Hadamard’s inequality is homogeneous: multiplying the matrix A by λ multiplies both sides by λn. We’ll look at the ratio of Hadamard’s bound to the exact determinant. This has the same effect as generating matrices to have a fixed determinant value, such as 1.

    
    from scipy.stats import norm
    from scipy.linalg import det
    import matplotlib.pyplot as plt
    import numpy as np
    
    # Hadamard's upper bound on determinant squared
    def hadamard(A):
        return np.prod(np.sum(A**2, axis=1))
                
    N = 1000
    ratios = np.empty(N)
    
    dim = 3
    for i in range(N):
        A = norm.rvs(size=(dim, dim))
        ratios[i] = hadamard(A)**0.5/abs(det(A))
    
    plt.hist(ratios, bins=int(N**0.5))
    plt.show()
    

In this simulation the ratio is very often around 25 or less, but occasionally much larger, 730 in this example.

histogram

It makes sense that the ratio could be large; in theory the ratio could be infinite because the determinant could be zero. The error is frequently much smaller than the histogram might imply since a lot of small values are binned together.

I modified the code above to print quantiles and ran it again.

    print(min(ratios), max(ratios))
    qs = [0.05, 0.25, 0.5, 0.75, 0.95]
    print( [np.quantile(ratios, q) for q in qs] )

This printed

    1.0022 1624.9836
    [1.1558, 1.6450, 2.6048, 5.7189, 32.49279]

So while the maximum ratio was 1624, the ratio was less than 2.6048 half the time, and less than 5.7189 three quarters of the time.

Hadamard’s upper bound can be very inaccurate; there’s no limit on the relative error, though you could bound the absolute error in terms of the norm of the matrix.

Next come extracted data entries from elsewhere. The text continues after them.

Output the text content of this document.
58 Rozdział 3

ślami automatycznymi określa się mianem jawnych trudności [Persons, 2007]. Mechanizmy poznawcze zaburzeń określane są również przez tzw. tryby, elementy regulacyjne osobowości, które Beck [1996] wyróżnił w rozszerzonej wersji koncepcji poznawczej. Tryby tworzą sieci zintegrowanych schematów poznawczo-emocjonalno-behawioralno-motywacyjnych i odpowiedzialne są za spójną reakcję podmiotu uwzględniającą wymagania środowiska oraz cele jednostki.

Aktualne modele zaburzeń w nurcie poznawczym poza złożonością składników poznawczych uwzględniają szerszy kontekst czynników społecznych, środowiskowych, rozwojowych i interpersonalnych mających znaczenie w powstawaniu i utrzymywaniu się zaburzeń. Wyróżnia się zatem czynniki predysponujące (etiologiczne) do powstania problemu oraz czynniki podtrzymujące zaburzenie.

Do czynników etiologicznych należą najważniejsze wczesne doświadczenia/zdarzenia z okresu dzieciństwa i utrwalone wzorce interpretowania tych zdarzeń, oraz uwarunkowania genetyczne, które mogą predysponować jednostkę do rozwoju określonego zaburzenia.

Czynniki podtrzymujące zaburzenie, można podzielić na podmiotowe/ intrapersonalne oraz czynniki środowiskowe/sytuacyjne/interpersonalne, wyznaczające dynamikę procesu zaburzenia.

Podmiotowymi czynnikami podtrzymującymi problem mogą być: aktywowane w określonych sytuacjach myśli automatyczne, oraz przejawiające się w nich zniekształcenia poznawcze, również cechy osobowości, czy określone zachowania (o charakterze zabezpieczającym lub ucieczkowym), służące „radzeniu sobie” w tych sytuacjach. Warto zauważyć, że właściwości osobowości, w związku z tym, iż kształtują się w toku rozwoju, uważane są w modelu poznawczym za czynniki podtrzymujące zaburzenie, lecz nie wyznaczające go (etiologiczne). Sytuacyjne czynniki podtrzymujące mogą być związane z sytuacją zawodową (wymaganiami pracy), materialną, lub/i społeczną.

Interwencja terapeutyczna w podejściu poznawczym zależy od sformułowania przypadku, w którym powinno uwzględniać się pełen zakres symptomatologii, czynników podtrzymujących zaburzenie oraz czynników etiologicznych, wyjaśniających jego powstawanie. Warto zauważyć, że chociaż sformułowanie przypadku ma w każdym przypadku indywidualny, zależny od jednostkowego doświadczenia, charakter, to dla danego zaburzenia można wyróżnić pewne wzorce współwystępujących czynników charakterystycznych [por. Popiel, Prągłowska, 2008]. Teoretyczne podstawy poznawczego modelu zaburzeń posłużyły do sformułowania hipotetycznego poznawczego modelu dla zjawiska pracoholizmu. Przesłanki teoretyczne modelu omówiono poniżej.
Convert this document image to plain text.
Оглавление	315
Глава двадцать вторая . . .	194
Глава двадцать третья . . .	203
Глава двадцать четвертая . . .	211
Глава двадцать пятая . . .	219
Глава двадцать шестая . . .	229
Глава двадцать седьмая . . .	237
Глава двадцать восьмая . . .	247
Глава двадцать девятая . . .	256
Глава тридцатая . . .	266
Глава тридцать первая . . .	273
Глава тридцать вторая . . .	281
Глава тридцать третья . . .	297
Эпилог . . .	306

However, very often the relative error is moderately small.

More posts on determinants

[1] Courant and Hilbert, Methods of Mathematical Physics, Volume 1.

One thought on “Hadamard’s upper bound on determinant

  1. Random Comments:

    Since the determinant is just the (signed) volume of a box spanned by (say) the row space, just by treating the rows as being orthogonal (even if they aren’t) gives that bound.

    Since the Hadamard bound is asymmetric between rows and columns,
    you could get a slightly tighter bound my considering the minimum of the Hadamard bounds of A and transpose(A). I suspect it doesn’t help much.